この土台に載せる最も美しい盛り付けは何か。自分を周りから見て一流と思わせるためにはそもそもどんな料理にしなければならないか。材料が足らない、いやこれで代用が利く、あと少し頑張ればコース料理が完成する。

こういうことを考えられるのは、そもそもの土台がしっかりしていなければ始まらない。見かけや建前、プライドのために、土台を見直さず、自分から逃げ、ただ味を誤魔化しても何も変わらないことに気付いているのにやめられない。自分を否定したくないからである。
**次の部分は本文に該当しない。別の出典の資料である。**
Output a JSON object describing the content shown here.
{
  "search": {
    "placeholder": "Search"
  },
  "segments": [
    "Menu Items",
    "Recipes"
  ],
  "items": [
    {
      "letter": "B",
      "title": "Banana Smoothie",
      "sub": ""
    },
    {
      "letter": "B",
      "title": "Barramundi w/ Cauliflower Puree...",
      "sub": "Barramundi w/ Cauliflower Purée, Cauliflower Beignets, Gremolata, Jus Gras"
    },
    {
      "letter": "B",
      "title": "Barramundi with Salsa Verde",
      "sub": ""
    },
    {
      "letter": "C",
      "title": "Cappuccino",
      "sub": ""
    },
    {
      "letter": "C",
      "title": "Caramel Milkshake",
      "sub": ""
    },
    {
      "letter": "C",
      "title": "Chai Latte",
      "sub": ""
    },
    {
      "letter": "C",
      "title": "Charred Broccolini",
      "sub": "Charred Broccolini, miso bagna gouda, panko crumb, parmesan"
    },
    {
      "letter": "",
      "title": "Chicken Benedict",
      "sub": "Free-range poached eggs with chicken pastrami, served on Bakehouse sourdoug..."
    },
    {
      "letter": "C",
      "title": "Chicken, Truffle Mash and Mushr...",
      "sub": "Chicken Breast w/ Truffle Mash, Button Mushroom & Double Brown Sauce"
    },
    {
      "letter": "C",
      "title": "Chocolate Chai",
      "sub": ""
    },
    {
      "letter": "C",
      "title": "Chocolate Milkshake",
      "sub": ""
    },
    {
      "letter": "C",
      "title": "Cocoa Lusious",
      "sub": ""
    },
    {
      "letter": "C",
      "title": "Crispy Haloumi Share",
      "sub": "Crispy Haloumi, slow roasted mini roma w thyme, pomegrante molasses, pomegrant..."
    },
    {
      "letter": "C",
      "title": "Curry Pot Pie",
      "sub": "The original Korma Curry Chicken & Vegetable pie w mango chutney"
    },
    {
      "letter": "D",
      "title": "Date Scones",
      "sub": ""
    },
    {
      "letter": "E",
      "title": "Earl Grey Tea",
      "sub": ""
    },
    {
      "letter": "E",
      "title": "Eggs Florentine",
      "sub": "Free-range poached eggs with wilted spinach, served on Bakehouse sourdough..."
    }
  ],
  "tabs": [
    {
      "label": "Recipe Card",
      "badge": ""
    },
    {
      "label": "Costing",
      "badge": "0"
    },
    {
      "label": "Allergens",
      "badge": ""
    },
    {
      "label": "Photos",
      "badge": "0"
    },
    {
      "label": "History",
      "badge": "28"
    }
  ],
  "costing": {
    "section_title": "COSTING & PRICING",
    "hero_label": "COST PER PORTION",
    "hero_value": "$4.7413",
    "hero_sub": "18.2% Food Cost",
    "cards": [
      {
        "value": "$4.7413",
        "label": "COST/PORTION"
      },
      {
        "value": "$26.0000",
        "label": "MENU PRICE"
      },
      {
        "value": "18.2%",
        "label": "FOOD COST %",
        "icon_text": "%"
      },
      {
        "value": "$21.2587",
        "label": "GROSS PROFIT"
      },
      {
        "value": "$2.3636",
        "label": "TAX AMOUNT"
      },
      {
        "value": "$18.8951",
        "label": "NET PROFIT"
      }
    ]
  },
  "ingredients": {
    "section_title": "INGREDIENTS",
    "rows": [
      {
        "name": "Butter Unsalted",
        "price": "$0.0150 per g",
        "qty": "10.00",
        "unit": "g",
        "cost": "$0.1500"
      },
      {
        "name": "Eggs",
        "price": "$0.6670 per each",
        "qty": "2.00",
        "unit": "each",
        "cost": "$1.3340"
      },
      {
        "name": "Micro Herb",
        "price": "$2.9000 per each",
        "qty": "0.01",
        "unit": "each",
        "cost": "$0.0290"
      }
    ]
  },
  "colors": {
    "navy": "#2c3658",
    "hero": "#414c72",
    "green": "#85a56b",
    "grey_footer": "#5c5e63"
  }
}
ひょっとしたら今の自分には無理かもしれないと気付きたくないから。

ここで諦めてしまうからなにも変わらないことを知るべきだ。今の自分を否定しなければ再構築など、夢を叶えた自分を人生という器に載せることなど土台無理な話なのだ。

自分に足らないところを認め、自分には理想通りに出来ないことを自覚し、そこから逃げない。目を逸さなければ、歩みを止めなければなれるはずの自分を誤魔化さない。
夢を叶えるとは、理想という麻薬に逃避せず、不味くても苦くても酸っぱくても自分を誤魔化さないことなのだと私は思う。夢を叶えるとは、憧れの、輝いている周りの誰かになることではない。現実から逃げなければなれたはずの数歩先の自分になっていくことなのだ。

理想の誰かになるんじゃない、夢を叶えるための自分になる、なっていく。

夢から、自分から、人生から逃げるな。取っ掛かりは、足掛かりは自分で作る。上までいけなければ形を変えて目標という名の階段を作り、一段一段登っていくしかないのだ。

夢を一足飛びに現実から逃げるものにせず、現実を夢という首をすげ替えて誤魔化さず、夢を現実に置き換えて自分を塗り替えていくことが、「自分の人生を生きていく」ということだ。

「夢を叶える」とは、夢を味わうことではない、「現実を適える」ことなのだから。